In the past, when I've tried to put a band together, it's never worked out," sighs keyboardist Daniel Feinberg—with all the weariness of his 10 years on earth. But this summer Daniel has found gig heaven at Camp Jam Atlanta, a Georgia summer camp that teaches kids the rock numbers that ruled long before Britney was born. "Now," says Daniel, "I know what it's like to play and not sound terrible."
For baby boomer parents, there's a bonus: Their kids learn the music they love ("I was a Deadhead," brags Daniel's oncologist father, Bruce Feinberg, 49, "before I went into medicine"), and Mom and Dad get to look cool. Rummaging through the old records of his father, Lew, 47, a VP for Cingular, bass player Corey Walker, 13, found a secret cache of cred. "My dad," he boasts, "was part of the Kiss army.
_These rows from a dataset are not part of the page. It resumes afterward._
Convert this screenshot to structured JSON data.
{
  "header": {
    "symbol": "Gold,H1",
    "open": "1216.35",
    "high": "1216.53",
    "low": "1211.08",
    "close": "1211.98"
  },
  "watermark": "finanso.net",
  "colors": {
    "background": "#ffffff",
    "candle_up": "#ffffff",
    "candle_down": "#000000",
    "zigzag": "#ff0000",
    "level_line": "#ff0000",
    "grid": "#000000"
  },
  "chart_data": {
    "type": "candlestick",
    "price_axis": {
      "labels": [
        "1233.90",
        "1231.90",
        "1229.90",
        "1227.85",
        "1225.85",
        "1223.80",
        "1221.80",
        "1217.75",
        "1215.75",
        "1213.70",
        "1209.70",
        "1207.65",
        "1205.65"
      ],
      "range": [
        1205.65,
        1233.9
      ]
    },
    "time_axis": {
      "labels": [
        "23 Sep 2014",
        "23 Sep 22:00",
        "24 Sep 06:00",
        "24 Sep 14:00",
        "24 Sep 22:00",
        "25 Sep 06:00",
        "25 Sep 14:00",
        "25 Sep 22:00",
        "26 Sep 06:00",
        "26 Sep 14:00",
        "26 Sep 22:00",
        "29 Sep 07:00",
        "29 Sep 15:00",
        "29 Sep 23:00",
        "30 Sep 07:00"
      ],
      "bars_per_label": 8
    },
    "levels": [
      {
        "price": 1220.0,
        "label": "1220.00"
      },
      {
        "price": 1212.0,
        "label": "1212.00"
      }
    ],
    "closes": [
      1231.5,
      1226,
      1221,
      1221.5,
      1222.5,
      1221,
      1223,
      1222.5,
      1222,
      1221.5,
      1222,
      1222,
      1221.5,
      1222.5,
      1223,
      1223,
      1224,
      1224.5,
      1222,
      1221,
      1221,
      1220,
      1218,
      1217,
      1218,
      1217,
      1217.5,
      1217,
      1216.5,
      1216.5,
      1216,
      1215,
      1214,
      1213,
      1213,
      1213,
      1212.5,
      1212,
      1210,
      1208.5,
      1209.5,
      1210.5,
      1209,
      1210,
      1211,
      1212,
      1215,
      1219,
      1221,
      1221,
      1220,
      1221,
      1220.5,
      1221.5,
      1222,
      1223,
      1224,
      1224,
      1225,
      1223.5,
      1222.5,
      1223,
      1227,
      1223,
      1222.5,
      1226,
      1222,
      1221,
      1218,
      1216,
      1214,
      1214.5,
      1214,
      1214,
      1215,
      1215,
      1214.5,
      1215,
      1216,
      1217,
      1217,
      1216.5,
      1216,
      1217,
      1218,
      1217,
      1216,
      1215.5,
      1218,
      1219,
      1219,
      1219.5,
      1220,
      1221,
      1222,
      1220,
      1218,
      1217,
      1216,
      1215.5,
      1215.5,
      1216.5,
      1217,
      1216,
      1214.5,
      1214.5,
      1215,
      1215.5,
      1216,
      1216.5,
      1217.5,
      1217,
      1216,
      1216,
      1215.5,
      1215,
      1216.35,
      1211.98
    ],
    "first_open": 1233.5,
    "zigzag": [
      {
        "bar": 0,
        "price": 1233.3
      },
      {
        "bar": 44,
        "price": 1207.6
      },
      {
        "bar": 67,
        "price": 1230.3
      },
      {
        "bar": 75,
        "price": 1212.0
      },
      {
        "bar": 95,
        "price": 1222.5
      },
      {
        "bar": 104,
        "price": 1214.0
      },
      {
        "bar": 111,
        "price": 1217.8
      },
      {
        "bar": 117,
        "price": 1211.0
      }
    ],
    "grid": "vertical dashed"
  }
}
I found all the stickers and pictures."
Camp cofounder Jeff Carlisi, 52, former guitarist for the rock band .38 Special, was mulling the idea of an adult rock retreat when his pal Dan Lipson, 47, who runs promotions aimed at kids, suggested skewing younger. The pair recruited such pros as Rolling Stones tour keyboardist Chuck Leavell to speak at the $495 one-week camp, held at a Jewish day school. (Its motto: "No canoes. Lots of rock.") "We do an open mike to get them used to being on a stage," says Carlisi. "Once they do it and they hear that applause, they carry that with them all week."
Campers jam with peers and study the tricks of the trade, such as the element of surprise. "Like Jimi Hendrix when he lights his guitar on fire," explains guitarist Chris Iorio, 13. "He didn't say, 'Okay, now I'm going to light my guitar on fire.' Like, he just does." Let's see Britney try that.